Selon un rapport de FOX Business du 1er mai 2026, les conducteurs américains pourraient voir les prix de l'essence atteindre 5 $ le gallon d'ici le Memorial Day, car la hausse des prix du brut reflète l'escalade des tensions géopolitiques au Moyen-Orient. L'impact du conflit sur le détroit d'Ormuz, un point de passage stratégique essentiel pour le commerce mondial du pétrole, alimente les inquiétudes quant à un choc d'offre majeur pour l'économie mondiale.
« La fermeture continue du détroit d'Ormuz, une route de transit pétrolier mondiale cruciale, a considérablement limité les exportations du Moyen-Orient, alimentant un sentiment haussier », a déclaré Kedia Advisory dans une note. Cette perturbation a intensifié les craintes d'un choc d'offre majeur, les projections indiquant que les prix de l'énergie pourraient augmenter fortement en 2026.
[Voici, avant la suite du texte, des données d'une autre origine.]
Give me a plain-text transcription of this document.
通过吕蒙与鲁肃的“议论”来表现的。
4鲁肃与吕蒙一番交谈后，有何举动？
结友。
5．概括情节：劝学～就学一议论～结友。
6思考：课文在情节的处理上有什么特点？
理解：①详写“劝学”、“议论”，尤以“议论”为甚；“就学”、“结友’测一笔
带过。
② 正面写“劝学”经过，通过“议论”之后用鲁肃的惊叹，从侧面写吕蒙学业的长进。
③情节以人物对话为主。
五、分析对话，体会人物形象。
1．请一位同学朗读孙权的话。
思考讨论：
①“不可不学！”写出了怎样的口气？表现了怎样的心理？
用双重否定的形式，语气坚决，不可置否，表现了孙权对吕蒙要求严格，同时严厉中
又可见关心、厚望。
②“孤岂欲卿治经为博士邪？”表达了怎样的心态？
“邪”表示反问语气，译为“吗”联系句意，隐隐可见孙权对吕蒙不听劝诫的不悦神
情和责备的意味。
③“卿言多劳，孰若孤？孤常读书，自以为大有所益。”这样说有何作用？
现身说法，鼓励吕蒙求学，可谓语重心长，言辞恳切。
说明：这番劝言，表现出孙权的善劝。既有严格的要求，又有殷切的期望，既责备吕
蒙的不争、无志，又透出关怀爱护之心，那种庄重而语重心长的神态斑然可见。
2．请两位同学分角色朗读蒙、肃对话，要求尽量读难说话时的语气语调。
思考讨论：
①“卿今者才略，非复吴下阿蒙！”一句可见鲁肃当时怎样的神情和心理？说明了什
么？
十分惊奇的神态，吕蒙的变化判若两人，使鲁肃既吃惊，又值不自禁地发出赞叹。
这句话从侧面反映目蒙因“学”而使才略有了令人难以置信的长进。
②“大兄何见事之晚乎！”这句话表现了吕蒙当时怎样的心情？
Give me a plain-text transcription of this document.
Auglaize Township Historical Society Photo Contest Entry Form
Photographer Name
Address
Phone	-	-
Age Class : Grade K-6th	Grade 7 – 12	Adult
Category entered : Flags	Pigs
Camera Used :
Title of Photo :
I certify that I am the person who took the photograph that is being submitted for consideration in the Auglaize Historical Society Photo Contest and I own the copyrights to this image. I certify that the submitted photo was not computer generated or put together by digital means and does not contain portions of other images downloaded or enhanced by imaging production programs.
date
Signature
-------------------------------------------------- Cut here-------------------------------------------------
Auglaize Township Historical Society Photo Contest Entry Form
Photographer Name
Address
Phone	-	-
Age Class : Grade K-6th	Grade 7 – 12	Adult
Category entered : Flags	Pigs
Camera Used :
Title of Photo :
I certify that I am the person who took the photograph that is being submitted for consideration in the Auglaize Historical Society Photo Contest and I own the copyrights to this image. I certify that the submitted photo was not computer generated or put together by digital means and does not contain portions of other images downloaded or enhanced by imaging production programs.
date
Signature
Le marché réagit aux pressions doubles des contraintes de l'offre et d'une demande incertaine. Le Brent, la référence mondiale, a grimpé de plus de 4 % pour s'établir à 9 485 roupies, tandis que le West Texas Intermediate (WTI) a également connu des gains significatifs. L'Agence internationale de l'énergie a mis en garde contre un « choc d'offre sans précédent », et les analystes de Goldman Sachs ont relevé leur prévision de prix du Brent pour le quatrième quart à 90 $ le baril. Cela survient alors que les stocks de brut américain ont augmenté de 1,9 million de barils, un chiffre éclipsé par la forte baisse des stocks d'essence et de distillats, ce qui indique une demande en aval résiliente.
Le potentiel de maintien de prix du pétrole élevés présente un vent contraire important pour l'économie américaine. La hausse des coûts de l'énergie agit comme une taxe sur les consommateurs, ce qui pourrait freiner les dépenses discrétionnaires et ralentir la croissance économique. Pour la Réserve fédérale, cela pose un défi difficile, car une inflation persistante tirée par l'énergie pourrait nécessiter une politique monétaire plus belliciste (hawkish), même si l'économie est confrontée à des risques de ralentissement.
Le départ des Émirats arabes unis de l'OPEP ajoute à l'incertitude du marché
Ajoutant une autre couche de complexité à la situation de l'offre, les Émirats arabes unis ont annoncé leur départ de l'OPEP et de l'alliance plus large OPEP+. Cette décision soulève des questions sur la cohésion à long terme du groupe de producteurs, qui a joué un rôle déterminant dans la gestion de l'offre mondiale de pétrole. Bien que l'impact immédiat sur la production soit flou, la décision introduit de nouvelles incertitudes sur un marché déjà aux prises avec de graves perturbations.
Prévisions de demande révisées à la baisse
Alors même que les risques liés à l'offre dominent l'actualité, certains analystes pointent du doigt un affaiblissement de la demande. S&P Global a révisé à la baisse sa prévision de croissance de la demande mondiale de pétrole pour 2026 de 700 000 barils par jour, citant les retombées économiques du conflit en cours. L'OPEP a également ajusté son estimation de la demande mondiale pour le deuxième trimestre à 105,07 millions de barils par jour, bien qu'elle anticipe une reprise au second semestre. Les signaux contradictoires entre le resserrement de l'offre et l'affaiblissement potentiel de la demande contribuent à la volatilité du marché.
Cet article est à titre informatif uniquement et ne constitue pas un conseil en investissement.